In September, Pine Rest requested emergency approval from the state to permanently add a 40-bed adolescent psychiatric care unit at its Campus Clinic. The request was denied.
Leadership with the organization says the need won’t go away unless they find a solution.
“We think we’re in an emergency,” Bob Nykamp, the vice president and COO of Pine Rest Christian Mental Health Services, said.
Nykamp said that since the pandemic began, the need for help has gone up.
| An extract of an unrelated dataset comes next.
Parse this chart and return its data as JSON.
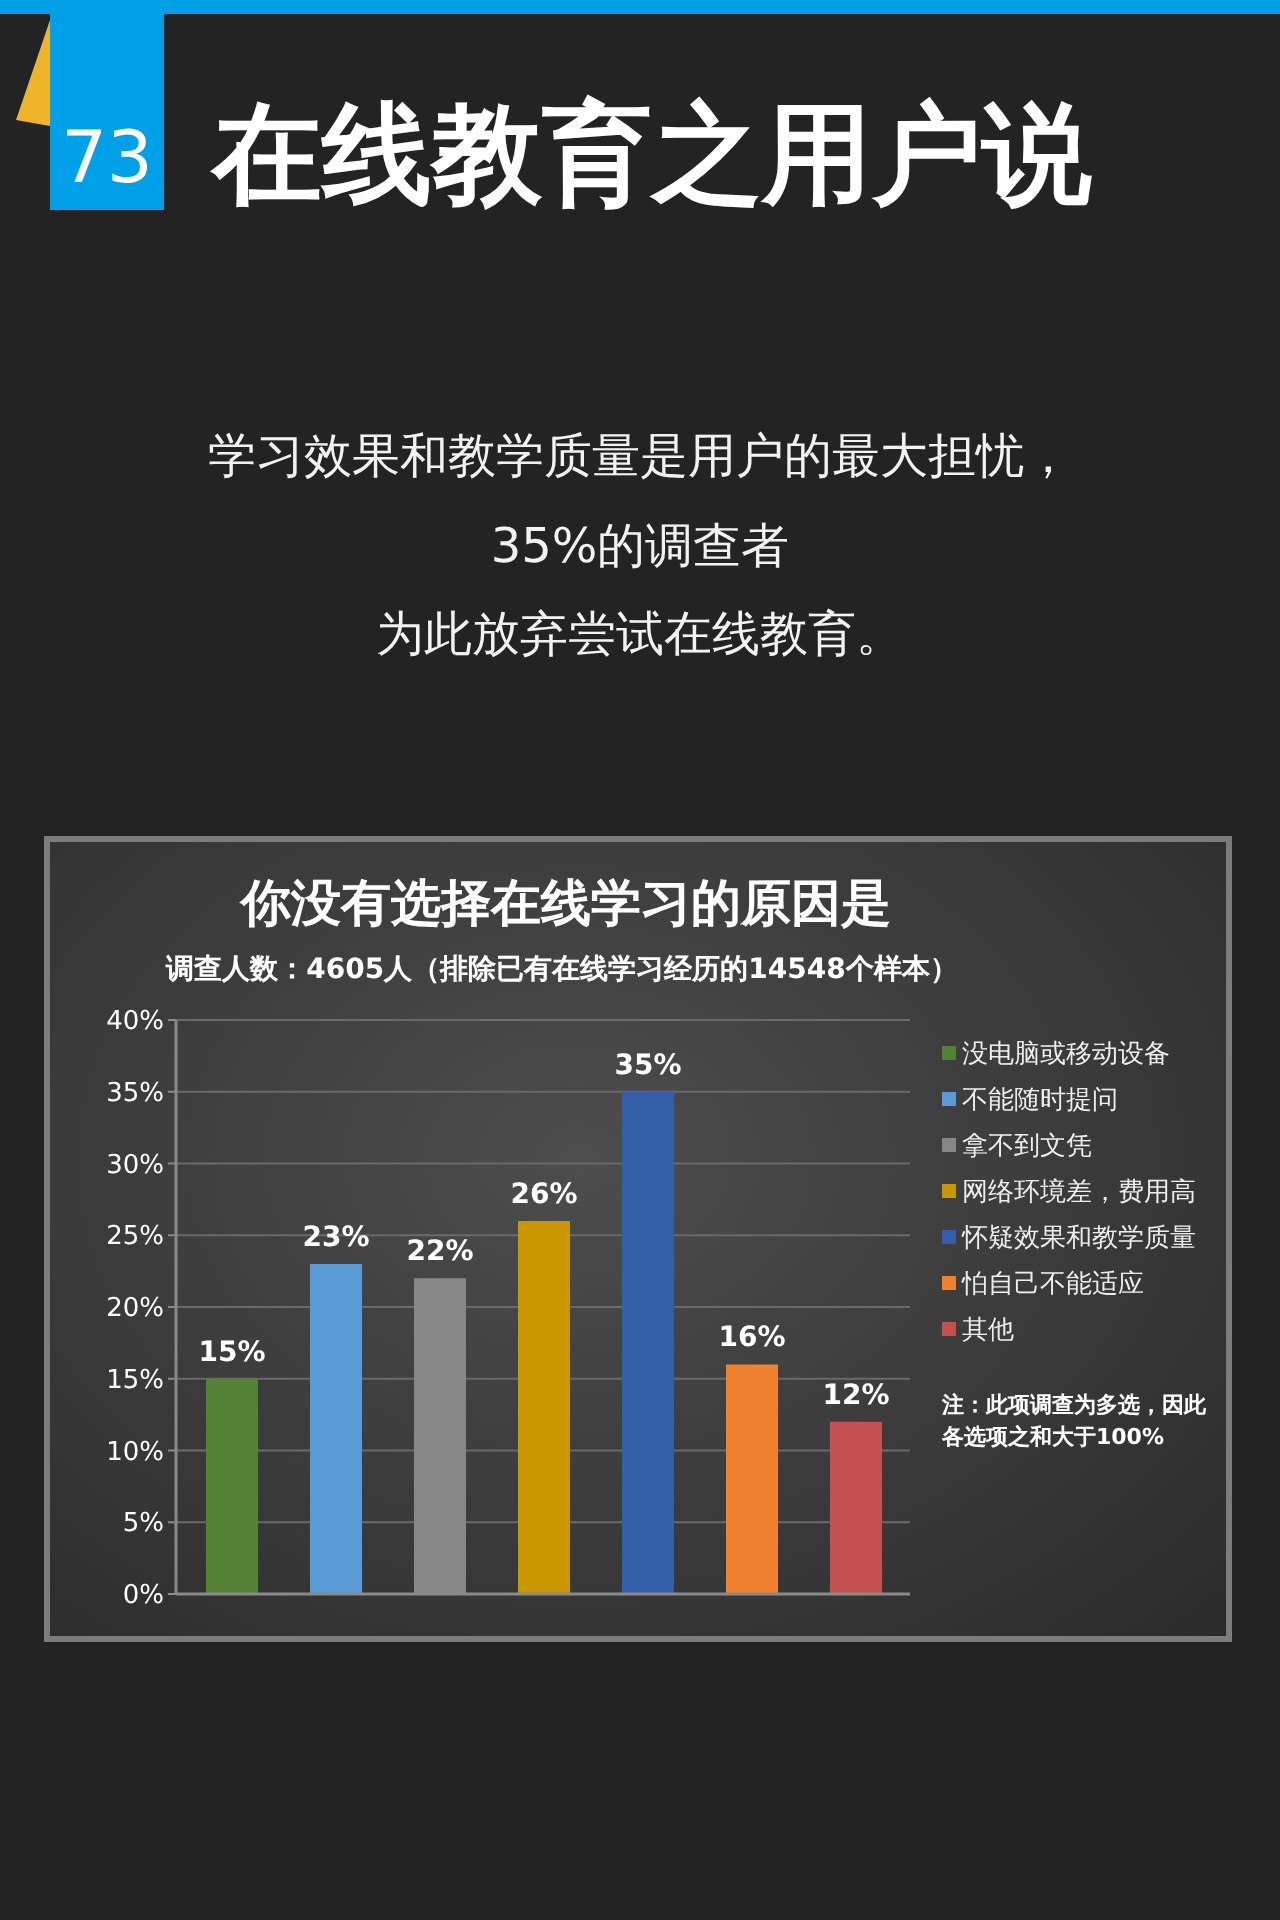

“Continued isolation increased use of drugs and alcohol. All of those things continued to demand that these services be available to our community,” he said.
When requesting emergency approval from the state, Pine Rest was only granted temporary approval for three years. Nykamp said this doesn’t solve the problem.
“Our board of directors is pretty clear. They’re not going to allow us to spend $6+ million on renovating a facility for temporary beds that we might not have in three years, so that’s the problem,” Nykamp said.
In the meantime, the company said that its doing other things to try and fill the need, such as expanding urgent care and crisis stabilization services and using adult beds for younger patients. This short-term solution is causing other issues.
“Now we’re seeing our adult turnaways increasing as we try and take care of more kids in the community right now,” Nykamp said.
Ultimately, the goal is to never have to turn someone away, Nykamp said. For youth patients, that means getting at least 60 more beds. Pine Rest wants to make sure when someone needs help, they have somewhere to go.
“When you need a behavioral health service, no matter what that service is from, outpatient therapy to acute inpatient care and everything in between that, that service is available when you need it. That’s the goal,” he said.
Nykamp added that he’s glad the stigma surrounding mental health is reducing and more people are comfortable coming forward.